The Merger Agreement provides that Tidewater and GulfMark may mutually agree to terminate the Merger Agreement before completing the Transactions. In addition, either party may decide to terminate the Merger Agreement if: (i) the Transactions are not consummated by January 31, 2019, subject to possible extension under circumstances described in the Merger Agreement; (ii) a court or other governmental entity issues a final, non-appealable order permanently prohibiting the Transactions; (iii) GulfMark’s stockholders fail to adopt the Merger Agreement; (iv) Tidewater’s stockholders fail to approve the issuance of Tidewater Common Stock; (v) a Triggering Event (as defined in the Merger Agreement) occurs by the other party; or (vi) the other party breaches its representations and warranties or covenants in a way that would entitle the party seeking to terminate the Merger Agreement not to consummate the Transactions, subject to the right of the breaching party to cure the breach within 30 days.

In addition, one party may be required to pay a termination fee to the other party ($35 million by Tidewater to GulfMark or $13 million by GulfMark to Tidewater) if the Transactions are not consummated under certain circumstances, including: (i) its board of directors fails to recommend that its stockholders adopt the Merger Agreement (in the case of GulfMark) or approve the issuance of shares of Tidewater Common Stock under applicable New York Stock Exchange rules (in the case of Tidewater); (ii) its board of directors takes (or fails to take) certain actions that indicate a lack of support for the Transactions; (iii) it enters into or consummates an alternative transaction within one year following termination of the Merger Agreement (either as a result of reaching the Merger Agreement’s end date or due to a stockholder “no” vote in a situation where a specified alternative transaction was previously disclosed prior to such termination and not withdrawn); and (iv) it materially breaches its non-solicitation obligations resulting in an acquisition proposal or it materially breaches the stockholder meeting covenant.

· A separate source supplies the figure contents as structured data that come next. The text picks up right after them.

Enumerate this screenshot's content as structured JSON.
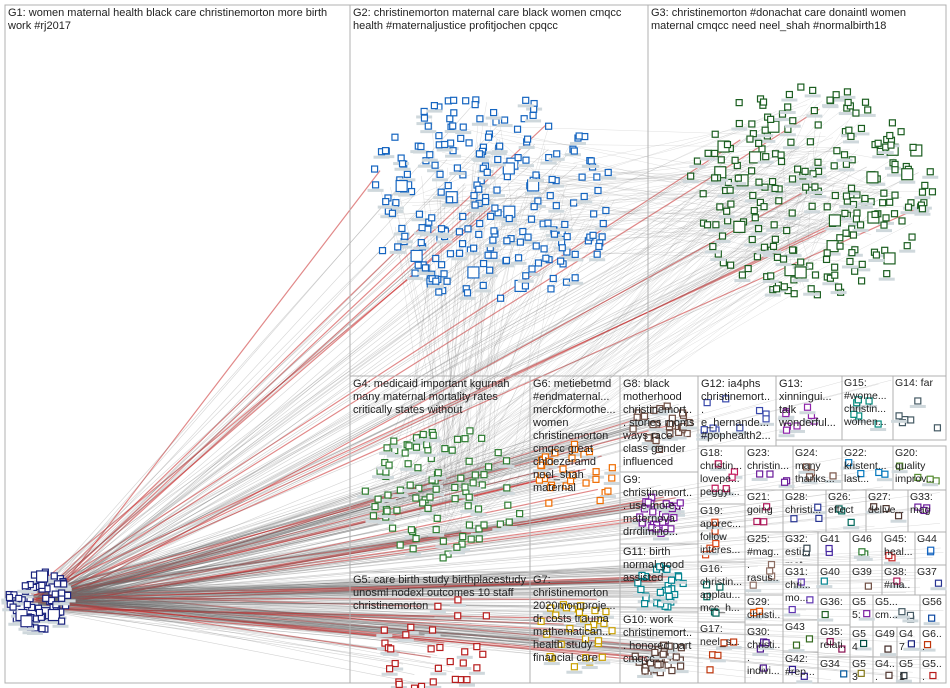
{
  "groups": [
    {
      "label": "G1: women maternal health black care christinemorton more birth work #rj2017"
    },
    {
      "label": "G2: christinemorton maternal care black women cmqcc health #maternaljustice profitjochen cpqcc"
    },
    {
      "label": "G3: christinemorton #donachat care donaintl women maternal cmqcc need neel_shah #normalbirth18"
    },
    {
      "label": "G4: medicaid important kgurnah many maternal mortality rates critically states without"
    },
    {
      "label": "G5: care birth study birthplacestudy unosml nodexl outcomes 10 staff christinemorton"
    },
    {
      "label": "G6: metiebetmd #endmaternal... merckformothe... women christinemorton cmqcc great chloezeramd neel_shah maternal"
    },
    {
      "label": "G7: christinemorton 2020momproje... dr costs trauma mathematican... health study financial care"
    },
    {
      "label": "G8: black motherhood christinemort... stories moms ways race class gender influenced"
    },
    {
      "label": "G9: christinemort... use more... maternova drrdimino..."
    },
    {
      "label": "G11: birth normal good assisted"
    },
    {
      "label": "G10: work christinemort... honored part cmqcc..."
    },
    {
      "label": "G12: ia4phs christinemort... e_hernande... #pophealth2..."
    },
    {
      "label": "G13: xinningui... talk wonderful..."
    },
    {
      "label": "G15: #wome... christin... women..."
    },
    {
      "label": "G14: far"
    },
    {
      "label": "G18: christin... lovepe... peggyi..."
    },
    {
      "label": "G23: christin..."
    },
    {
      "label": "G24: many thanks..."
    },
    {
      "label": "G22: kristent... last..."
    },
    {
      "label": "G20: quality improv..."
    },
    {
      "label": "G21: going"
    },
    {
      "label": "G28: christi..."
    },
    {
      "label": "G26: effect"
    },
    {
      "label": "G27: delive..."
    },
    {
      "label": "G33: mag"
    },
    {
      "label": "G19: apprec... follow interes..."
    },
    {
      "label": "G32: esti... mat..."
    },
    {
      "label": "G41"
    },
    {
      "label": "G46"
    },
    {
      "label": "G45: heal..."
    },
    {
      "label": "G44"
    },
    {
      "label": "G25: #mag... rasus..."
    },
    {
      "label": "G31: chri... mo..."
    },
    {
      "label": "G40"
    },
    {
      "label": "G39"
    },
    {
      "label": "G38: #ma..."
    },
    {
      "label": "G37"
    },
    {
      "label": "G16: christin... applau... mcc_h..."
    },
    {
      "label": "G29: christi..."
    },
    {
      "label": "G36:"
    },
    {
      "label": "G55: pr..."
    },
    {
      "label": "G5... cm..."
    },
    {
      "label": "G56"
    },
    {
      "label": "G17: neel_s..."
    },
    {
      "label": "G30: christi... indivi..."
    },
    {
      "label": "G43"
    },
    {
      "label": "G35: relati..."
    },
    {
      "label": "G54"
    },
    {
      "label": "G49"
    },
    {
      "label": "G47"
    },
    {
      "label": "G6... usa"
    },
    {
      "label": "G42: #rep..."
    },
    {
      "label": "G34"
    },
    {
      "label": "G53"
    },
    {
      "label": "G4... inc..."
    },
    {
      "label": "G51"
    },
    {
      "label": "G5... ca..."
    }
  ]
}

This description of the Merger Agreement does not purport to be complete and is qualified in its entirety by reference to the full text of the Merger Agreement, a copy of which is attached as Exhibit 2.1 to, and is incorporated by reference into, this Current Report on Form 8-K.

Important Statement regarding the Merger Agreement. The Merger Agreement has been included to provide investors with information regarding terms of the Transactions. It is not intended to provide any other factual information about Tidewater, GulfMark or their respective subsidiaries or affiliates or to modify or supplement any factual disclosures about Tidewater or GulfMark included in their public reports filed with the Securities and Exchange Commission. The representations, warranties, and covenants contained in the Merger Agreement were made only for purposes of the Merger Agreement and as of specific dates, were solely for the benefit of the parties to the Merger Agreement, may be subject to limitations, qualifications or other particulars agreed upon by the contracting parties, including being qualified by confidential disclosures made for the purposes of allocating contractual risk between the parties to the Merger Agreement instead of establishing these matters as facts or made for other purposes, and may be subject to standards of materiality applicable to the contracting parties that differ from those applicable to investors. Investors are not third-party beneficiaries under the Merger Agreement and should not rely on the representations, warranties, and covenants or any descriptions thereof as characterizations of the actual state of facts or condition of the parties thereto or any of their respective subsidiaries or affiliates. Moreover, information concerning the subject matter of representations and warranties may change after the date of the Merger Agreement, which subsequent information may or may not be fully reflected in Tidewater’s public disclosures.

 

Item 7.01 Regulation FD Disclosure.

On July 16, 2018, Tidewater and GulfMark issued a joint press release announcing that they had entered into the Merger Agreement. Also on July 16, 2018, Tidewater and GulfMark made available an investor presentation regarding the Transactions. Copies of the press release and investor presentation are attached as Exhibits 99.1 and 99.2, respectively, to, and are incorporated by reference into, this Current Report on Form 8-K.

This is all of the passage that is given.